Fuzzy Matching in PHP and Excel

This summer as part of a tutoring program in South Africa we needed to link manually entered names and test scores with our master spreadsheet. I created an Excel VBA function to match the names by combining exact search by full or first/last name and then using character count comparisons and Levenshtein distance to match misspelled names.

Kids taking pre-test
South African students taking the math pretest

The trip itself was amazing - our team of US college students got to partner with the The Mamelodi Initiative to tutor 8th-10th graders and in our free time we hung out with our African friends, discussed how the message of Jesus relates to serving others and had some awesome adventures!

Each year the tutoring program has better tracked student achievement through pre- and post-tests. Part of my role was to help manage the program's data which for various reasons is stored in a large Excel spreadsheet.

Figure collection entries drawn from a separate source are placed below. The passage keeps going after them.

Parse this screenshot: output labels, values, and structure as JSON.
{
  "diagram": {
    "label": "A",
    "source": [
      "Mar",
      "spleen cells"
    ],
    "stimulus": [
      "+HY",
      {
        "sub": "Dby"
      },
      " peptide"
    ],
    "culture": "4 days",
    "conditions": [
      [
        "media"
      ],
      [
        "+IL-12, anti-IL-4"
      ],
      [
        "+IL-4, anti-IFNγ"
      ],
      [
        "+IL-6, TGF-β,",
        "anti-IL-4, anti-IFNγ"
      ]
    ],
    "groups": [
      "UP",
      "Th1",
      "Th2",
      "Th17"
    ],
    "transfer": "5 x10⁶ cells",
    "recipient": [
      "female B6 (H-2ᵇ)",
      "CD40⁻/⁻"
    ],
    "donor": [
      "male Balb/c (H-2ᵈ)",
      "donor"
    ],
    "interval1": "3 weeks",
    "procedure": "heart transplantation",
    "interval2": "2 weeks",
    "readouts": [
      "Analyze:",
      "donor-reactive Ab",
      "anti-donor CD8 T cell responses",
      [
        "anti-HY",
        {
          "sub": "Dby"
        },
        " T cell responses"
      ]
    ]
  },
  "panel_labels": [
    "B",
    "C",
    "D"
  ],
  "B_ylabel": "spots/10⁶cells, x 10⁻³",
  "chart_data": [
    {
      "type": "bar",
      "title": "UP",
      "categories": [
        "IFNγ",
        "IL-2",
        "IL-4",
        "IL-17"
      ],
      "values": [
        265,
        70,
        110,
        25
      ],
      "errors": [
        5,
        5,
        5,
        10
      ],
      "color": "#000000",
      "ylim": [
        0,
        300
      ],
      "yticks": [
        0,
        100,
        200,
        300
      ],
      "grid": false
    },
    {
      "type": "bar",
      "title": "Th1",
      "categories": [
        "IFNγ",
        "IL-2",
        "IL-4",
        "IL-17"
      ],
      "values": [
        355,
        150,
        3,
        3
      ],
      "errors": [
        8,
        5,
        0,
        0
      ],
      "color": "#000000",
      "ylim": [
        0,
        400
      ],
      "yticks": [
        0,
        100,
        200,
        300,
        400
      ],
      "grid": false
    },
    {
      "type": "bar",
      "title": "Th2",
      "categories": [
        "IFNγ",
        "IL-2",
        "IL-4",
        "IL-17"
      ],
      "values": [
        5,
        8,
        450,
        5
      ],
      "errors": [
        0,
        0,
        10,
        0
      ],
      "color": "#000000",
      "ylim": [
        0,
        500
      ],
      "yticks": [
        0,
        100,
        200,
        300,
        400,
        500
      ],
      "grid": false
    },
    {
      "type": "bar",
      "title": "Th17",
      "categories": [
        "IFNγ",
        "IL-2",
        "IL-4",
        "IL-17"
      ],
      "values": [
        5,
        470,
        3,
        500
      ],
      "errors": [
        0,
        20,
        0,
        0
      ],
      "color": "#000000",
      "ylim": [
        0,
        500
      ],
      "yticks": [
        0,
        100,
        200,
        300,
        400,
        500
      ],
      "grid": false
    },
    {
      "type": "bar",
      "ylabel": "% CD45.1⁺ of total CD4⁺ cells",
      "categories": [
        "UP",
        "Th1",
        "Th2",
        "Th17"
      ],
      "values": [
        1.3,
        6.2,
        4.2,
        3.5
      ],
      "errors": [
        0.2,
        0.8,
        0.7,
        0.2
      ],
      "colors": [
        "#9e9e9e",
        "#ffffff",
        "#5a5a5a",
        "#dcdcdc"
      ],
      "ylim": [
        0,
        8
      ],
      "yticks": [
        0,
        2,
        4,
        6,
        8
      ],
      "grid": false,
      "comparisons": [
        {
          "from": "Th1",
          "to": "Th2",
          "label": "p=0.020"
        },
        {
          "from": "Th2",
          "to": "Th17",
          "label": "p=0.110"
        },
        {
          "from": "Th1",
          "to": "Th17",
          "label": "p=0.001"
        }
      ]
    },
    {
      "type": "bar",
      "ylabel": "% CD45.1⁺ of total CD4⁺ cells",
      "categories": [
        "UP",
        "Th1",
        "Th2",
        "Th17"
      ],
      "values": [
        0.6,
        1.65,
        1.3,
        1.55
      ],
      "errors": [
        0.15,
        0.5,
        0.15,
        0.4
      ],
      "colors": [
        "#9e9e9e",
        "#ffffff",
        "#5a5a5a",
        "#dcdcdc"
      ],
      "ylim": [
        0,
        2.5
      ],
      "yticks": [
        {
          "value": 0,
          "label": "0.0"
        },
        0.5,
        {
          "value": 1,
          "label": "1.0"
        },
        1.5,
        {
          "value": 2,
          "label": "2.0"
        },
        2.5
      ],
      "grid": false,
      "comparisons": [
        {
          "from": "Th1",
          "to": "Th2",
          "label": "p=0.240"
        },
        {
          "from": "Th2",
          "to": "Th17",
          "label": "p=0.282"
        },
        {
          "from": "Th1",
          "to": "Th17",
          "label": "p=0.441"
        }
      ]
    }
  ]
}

We had a volunteers help enter the math pretest names and scores in a separate spreadsheet (perhaps a mistake in retrospect). Misspellings between the score sheets and our master spreadsheet inevitably resulted as "Mahlemone" became "Molemone" and "Kgomotso" was entered as "Khomotso."

I remembered that I had written PHP code for string alignment and edit distance which I used in a vocabulary training site I wrote in college. The dynamic programming Needleman-Wunsch algorithm does the alignment and the resulting similarity metric is directly related to Levenshtein distance.

PHP alignment function excerpt (full source):

function getStringAlignment($str1, $str2) {  
  // Set up variables and calculate edit distance matrix $D
  ... 
  
  // Main backtracking loop
  while ($i > 0 && $j > 0) {
    $charSimilarity = char_similarity($str1[$i - 1], $str2[$j - 1]);
    if ($D[$i][$j] - $charSimilarity == $D[$i - 1][$j - 1]) {
      if ($charSimilarity > 0) {
        // A matched character
        $align = 'M';                     
      } else {
        // A changed character
        $align = 'C';
      }            
      $i--;
      $j--;
      $score += $charSimilarity;
    } else if ($D[$i][$j] - $gap_score == $D[$i][$j - 1]) {
      // Skipped in str2, i.e. str1 added it
      $align = 'A';
      $j--;
      $score += $gap_score;
    } else if ($D[$i][$j] - $gap_score == $D[$i - 1][$j]) {
      // Skipped in str1, i.e. str1 deleted it
      $align = 'D';
      $i--;            
      $score += $gap_score;   
    }
    $alignment = $align . $alignment;
  }
  
  // Record added or deleted letters for the rest of the unfinished string
  ...
  
  return array($alignment, $score);
}

I translated the algorithm to Excel VBA script to compare the names for our tutoring program pretest. It worked great, but it was painfully slow to compare all 200 names in our test scores list with the 1000 or so names in our master sheet because the alignment algorithm takes $$\operatorname{O}(length_{string1}length_{string2})$$ time while a simple string comparison takes $$\operatorname{O}(min(length_{string1}, length_{string2}))$$ time.

To speed up the matching overall, I had it try exact full name matches first and then filter for exact first or last name matches. Then I had it do a simple unordered number of characters comparison to see if a name match was way off, and only if the number of characters was similar would it do the slower to compute Levenshtein distance comparison. I also had it try reversing first and last names as that sometimes happened in our data set.

Here's an excerpt of the lookup loop, which calculates the edit distance only when needed (full source):

For i = firstRow To lastRow
    valInList = list.Cells(i, 1).Value
       
    'For performance sake check the length, space location and unordered similarity first
    'before running the edit distance algorithm
    If Abs(Len(valInList) - Len(searchStr)) / Len(searchStr) _
          < LEN_RATIO_NOMATCH_THRESHOLD Then
        If Abs(InStr(searchStr, " ") - InStr(valInList, " ")) / Len(searchStr) _
              < STR_LOC_NOMATCH_THRESHOLD Then
            If UnorderedSimilarity(searchStr, valInList) / Len(searchStr) _
                  > UNORDERED_SIM_NOMATCH_THRESHOLD Then
                sim = LevenshteinDistance(searchStr, valInList)
                If sim > maxSim Then
                    maxSim = sim
                    maxSimI = i
                End If
            End If
        End If
    End If
Next

After doing this, the majority of names matched and all I had to do manually was sanity check them and fix a few here and there. It was a lot more fun to do this as a programming exercise than to search for them one-by-one!

There's also a StackOverflow post with some other Levenshtein distance implementations for Excel with some speed tune-ups.